I would expect a release to be signed before any doctor would release medical information. On the issue of diagnosis, it may be less a with holding issue, and more that the doctor avoids focusing on the diagnosis. A diagnosis is a cluster of symptoms, and discussing the actual symptoms is arguably more useful.
 
As a former BPD sufferer I would have to say that yes, we are an exceedingly difficult population to deal with. But I don't think the majority of us really mean to be. Having BPD is kind of like hitting yourself in the face with a hammer and saying 'ouch that hurts', but you still keep on hitting yourself because a hammer is the only tool you've been given and shown how to use.

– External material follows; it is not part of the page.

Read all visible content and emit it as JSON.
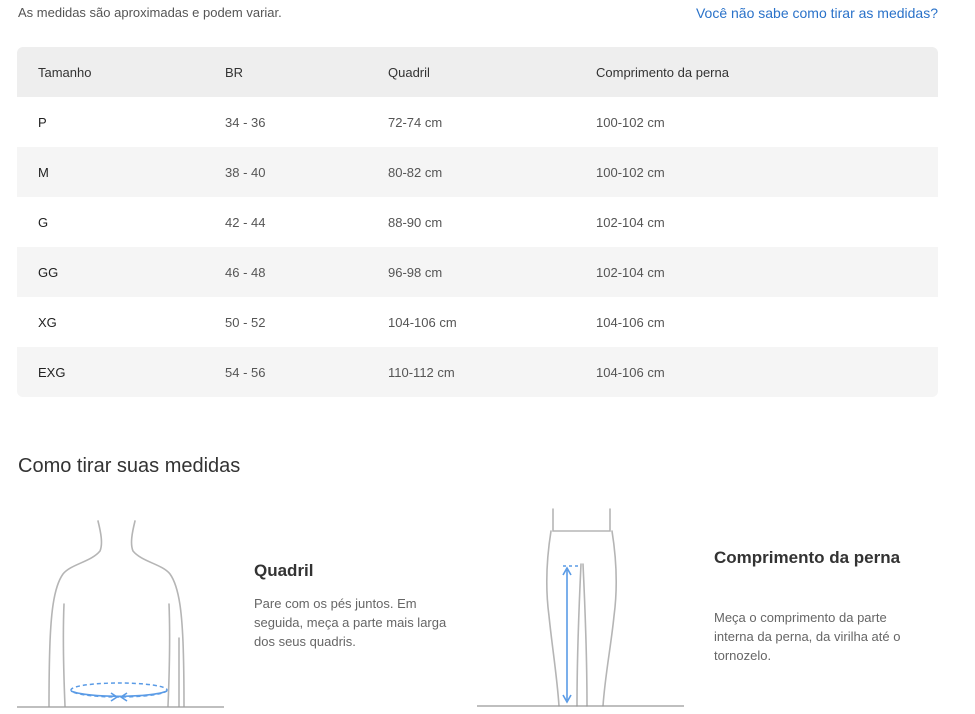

I do remember, when my symptoms were full blown, experiencing a lot of what I guess might be called circular logic and self fulfilling prophecy type thinking. My thought process at the time tended to go something like this -

"I start with the premise that I am the most worthless and horrible person in the history of ever, I meet someone I'd like to have a long term, positive engagement with, I really want to make friends but deep down I know that eventually they'll see the ugliness that is me and I'll be abandoned and alone. What do I do? Do I just not bother to try at all, or do I go in with a back up plan to keep hold of the friendship when the inevitable happens. I desperately want to be normal and have normal relationships with people, so I pick option 2. On some conscious or subconscious level I remember growing up and watching my mentally unstable Mother kicking off and going into hysterics in order to elicit some sort of reassuring or attention seeking response - there were the tantrums, the screaming, the foot stomping, tears on cue, threats of suicide, etc etc - that's how I know how to relate to people, that was the behaviour that was modeled for me. So inevitably the day comes when my new found friendship under goes it's first challenge. In my black and white borderline world there's not really too many shades of grey so things tend to either be categorised into 'it has to be 100% perfect all the time', or 'behold the approaching apocalypse is upon us'. So I think to myself, okay I was prepared for this and I respond accordingly - I scream, I yell, I cry, I throw tantrums, I cut myself, I threaten to commit suicide, and so on. After all this is what I know to do, this is what I've seen in the past, it's not like someone's come along and tapped me on the shoulder and gone 'Psst, there's actually a much better way to relate to people than what you're doing. Now maybe my friend does what I want them to do at first, maybe do the rush in with reassuring words, and attentive gestures, but more often than not there comes a point where my volatile behaviour is just too much for them and they end up walking away. Aha, I think to myself, I am the most worthless and horrible person in the history of ever, and I will forever be abandoned and alone, this experience has just proven that point, next time I will be prepared (to do exactly the same thing, and come to exactly the same conclusion)"

It was the same with romantic relationships - 'OMG, holy shizzballs, hideous and worthless me has actually found someone who wants to be my boyfriend/girlfriend. Quick, I must turn into the world's biggest limpet and cling for dear life'. Invariably my behaviour would end up driving them away, but instead of being able to stop and think 'okay, maybe the way I'm approaching things isn't working, let's try something else', my mind would go straight to 'Clinging didn't work, clearly I wasn't clinging hard enough, must cling more'.

Again, the hammer analogy, instead of us thinking 'Okay, clearly continuing to smack myself in the face with this hammer isn't working, maybe I should put this hammer down and try to find a better alternative', we tend to go '*whack' Ouch that hurt, let me hit myself again, *whack* Okay that still hurt, let me try hitting myself faster this time *whack-whack-whack*, Hmm, nope still in pain'. That's when we need someone to come along and go 'Here, this is a pillow, try this instead, I'll show you how to use it'.